The other dynamic at play is follow-up after the repair. A text saying "Thanks for your service today,rate your experience" gets 2-3x the response rate of an email survey. And a follow-up text a week later saying "How's the Camry running?" (not a survey, just a genuine check-in) costs nothing to send and creates genuine relationship equity. Customers remember that stuff. They come back.
What's Actually Different Now
Three years ago, implementing text check-ins meant stitching together multiple tools: your service management system, a separate SMS platform, a customer database that maybe didn't talk to either of them. It was fragile and it broke constantly.

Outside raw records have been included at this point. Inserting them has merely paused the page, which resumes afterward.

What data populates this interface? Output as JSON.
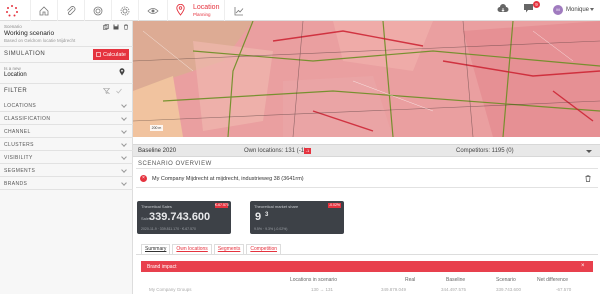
{
  "nav": {
    "active_title": "Location",
    "active_subtitle": "Planning",
    "notification_count": "9",
    "avatar_initials": "M",
    "user_name": "Monique"
  },
  "sidebar": {
    "scenario_label": "Scenario",
    "scenario_title": "Working scenario",
    "scenario_based_on": "Based on Geldrom locatie Mijdrecht",
    "simulation_heading": "SIMULATION",
    "calculate_label": "Calculate",
    "location_small_label": "Is a new",
    "location_label": "Location",
    "filter_heading": "FILTER",
    "sections": [
      "LOCATIONS",
      "CLASSIFICATION",
      "CHANNEL",
      "CLUSTERS",
      "VISIBILITY",
      "SEGMENTS",
      "BRANDS"
    ]
  },
  "map": {
    "scale_label": "200 m"
  },
  "baseline": {
    "name": "Baseline 2020",
    "own_locations": "Own locations: 131 (-1)",
    "own_delta_chip": "-1",
    "competitors": "Competitors: 1195 (0)"
  },
  "overview": {
    "title": "SCENARIO OVERVIEW",
    "row_text": "My Company Mijdrecht at mijdrecht, industrieweg 38 (3641rm)"
  },
  "kpis": [
    {
      "tag": "Theoretical Sales",
      "badge": "€-67.570",
      "prefix": "Sales",
      "value": "339.743.600",
      "foot": "2020-11-9 · 339.811.170 · €-67.570"
    },
    {
      "tag": "Theoretical market share",
      "badge": "-0.02%",
      "value": "9",
      "pct": "% ",
      "pct_value": "3",
      "foot": "9.5% · 9.3% (-0.02%)"
    }
  ],
  "tabs": [
    "Summary",
    "Own locations",
    "Segments",
    "Competition"
  ],
  "brand_bar": {
    "label": "Brand impact",
    "close": "×"
  },
  "table_headers": [
    "Locations in scenario",
    "Real",
    "Baseline",
    "Scenario",
    "Net difference"
  ],
  "first_row": [
    "My Company Groups",
    "130 → 131",
    "349.879.049",
    "344.497.575",
    "339.743.600",
    "-67.570"
  ],
  "colors": {
    "accent": "#e5333f",
    "card_bg": "#3d4147",
    "map_bg": "#ea9fa0"
  }
}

Now, the infrastructure is tighter. Most integrated platforms include SMS natively, which means your advisor can send a message without opening a different application. Part ETAs can trigger automatic notifications. Vehicle status changes can prompt a check-in. The friction is lower.
But,and this is a big but,better infrastructure doesn't fix bad execution. You still need service advisors who understand that a text isn't just a formality. You need service directors who monitor response patterns and coach advisors who aren't sending proactive updates. You need accountability for follow-up timing.

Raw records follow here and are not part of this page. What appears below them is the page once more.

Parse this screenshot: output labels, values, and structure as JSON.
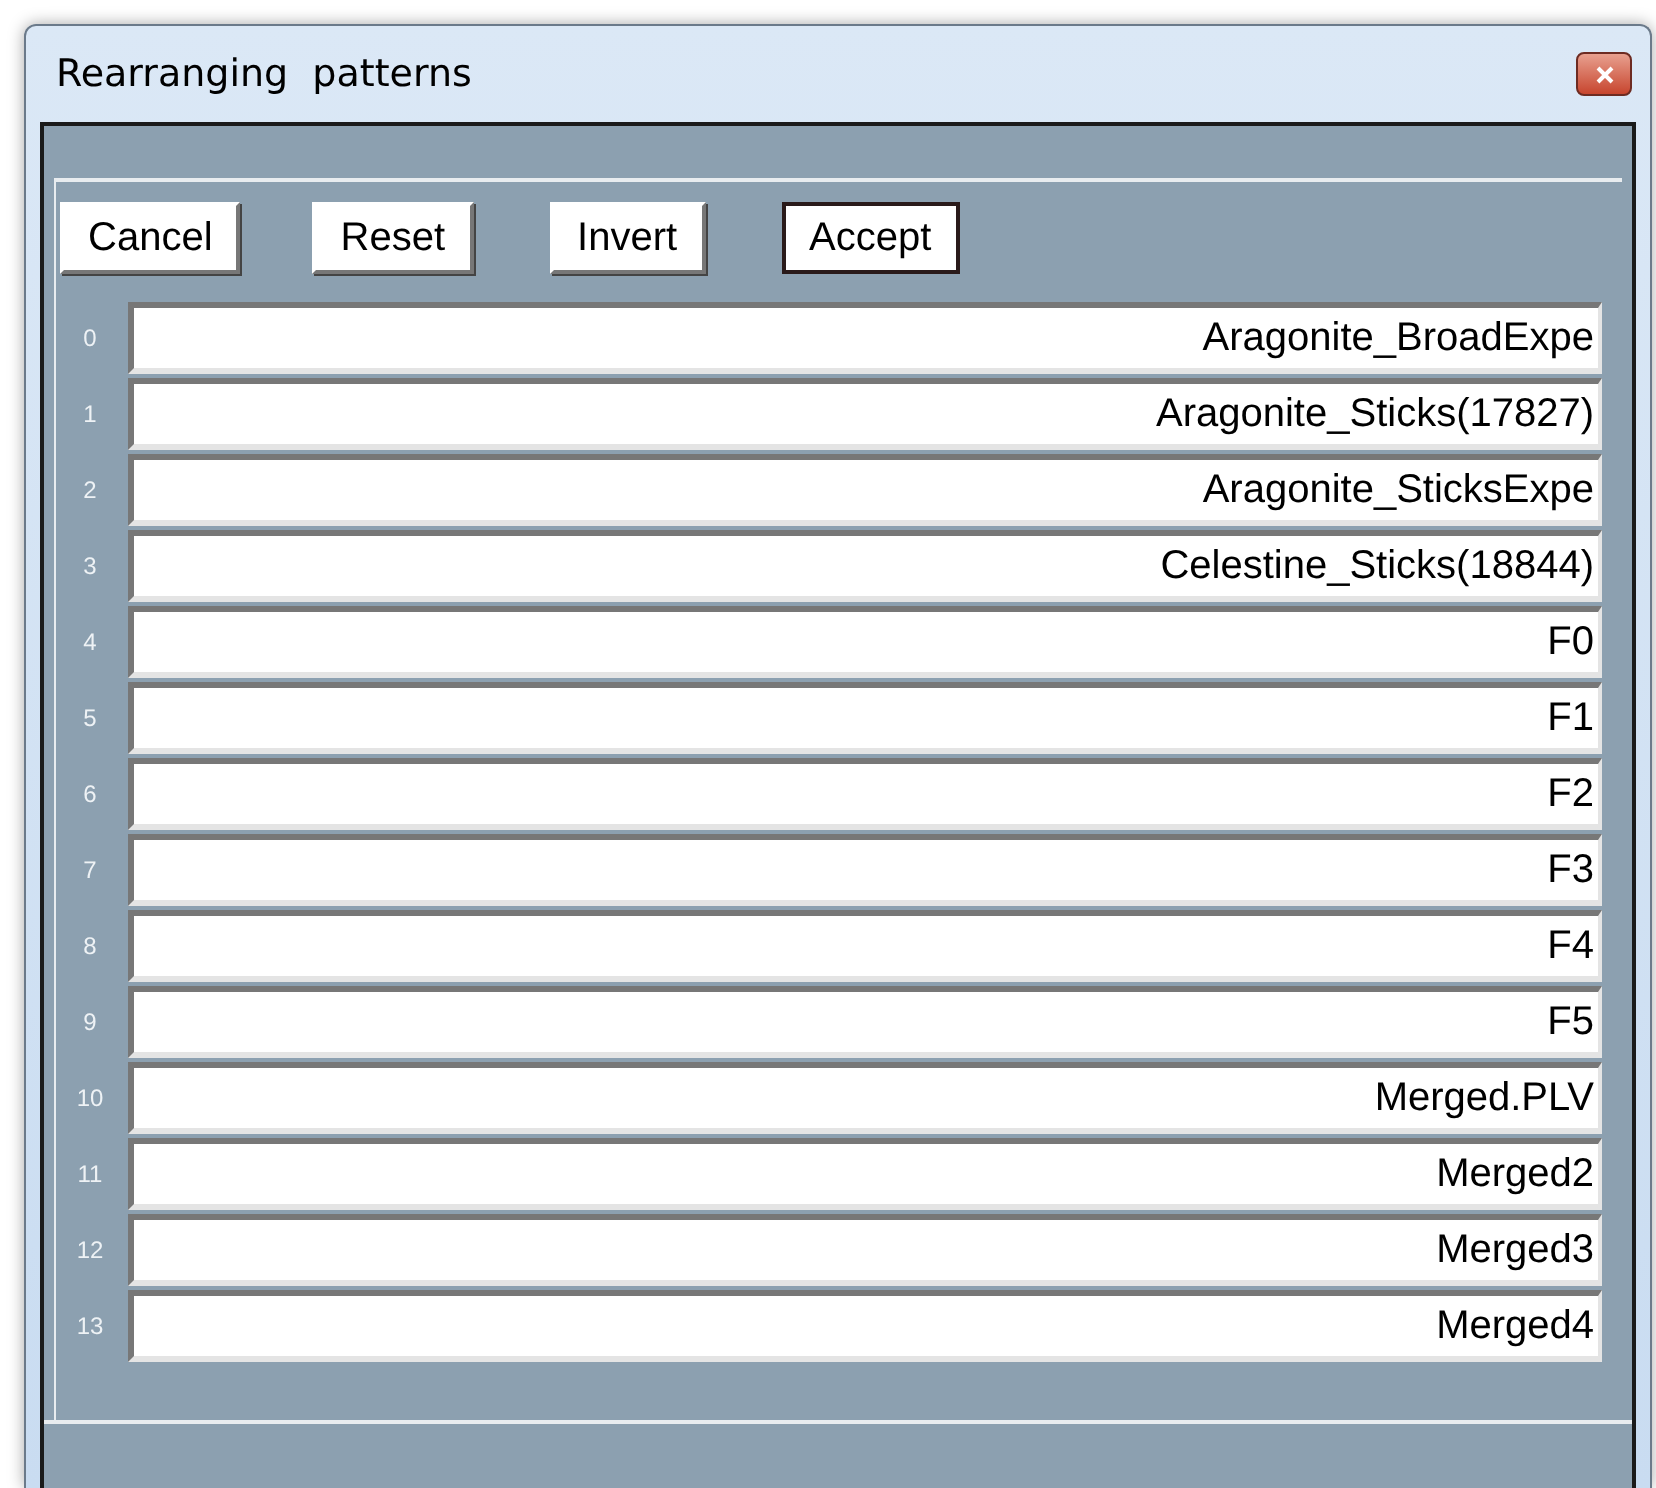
{
  "window": {
    "title": "Rearranging  patterns"
  },
  "buttons": [
    {
      "label": "Cancel",
      "default": false
    },
    {
      "label": "Reset",
      "default": false
    },
    {
      "label": "Invert",
      "default": false
    },
    {
      "label": "Accept",
      "default": true
    }
  ],
  "patterns": [
    {
      "index": "0",
      "name": "Aragonite_BroadExpe"
    },
    {
      "index": "1",
      "name": "Aragonite_Sticks(17827)"
    },
    {
      "index": "2",
      "name": "Aragonite_SticksExpe"
    },
    {
      "index": "3",
      "name": "Celestine_Sticks(18844)"
    },
    {
      "index": "4",
      "name": "F0"
    },
    {
      "index": "5",
      "name": "F1"
    },
    {
      "index": "6",
      "name": "F2"
    },
    {
      "index": "7",
      "name": "F3"
    },
    {
      "index": "8",
      "name": "F4"
    },
    {
      "index": "9",
      "name": "F5"
    },
    {
      "index": "10",
      "name": "Merged.PLV"
    },
    {
      "index": "11",
      "name": "Merged2"
    },
    {
      "index": "12",
      "name": "Merged3"
    },
    {
      "index": "13",
      "name": "Merged4"
    }
  ]
}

What Hasn't Changed At All
The fundamentals are identical to 2015.
Customers want to feel informed. They want to feel respected. They want clarity on price, timeline, and what happens next. Text just happens to be the delivery mechanism they prefer now instead of a phone call.
If your service operation is disorganized,if vehicles are sitting in the bay for unexplained reasons, if advisors don't know why a repair is delayed, if nobody's tracking when diagnostics should be done,then texting won't fix that. It'll just make the customer angry faster.
So the unsexy truth is this: text-based check-ins are a hygiene factor, not a differentiator. You have to do them. You have to do them well. But they're only as effective as the underlying service operation they're communicating about.
The dealerships that have moved the needle on CSI and NPS with texting aren't doing it because they found the perfect message template. They're doing it because they fixed their scheduling, their parts tracking, their technician workflow,and then used texting to communicate that competence to customers.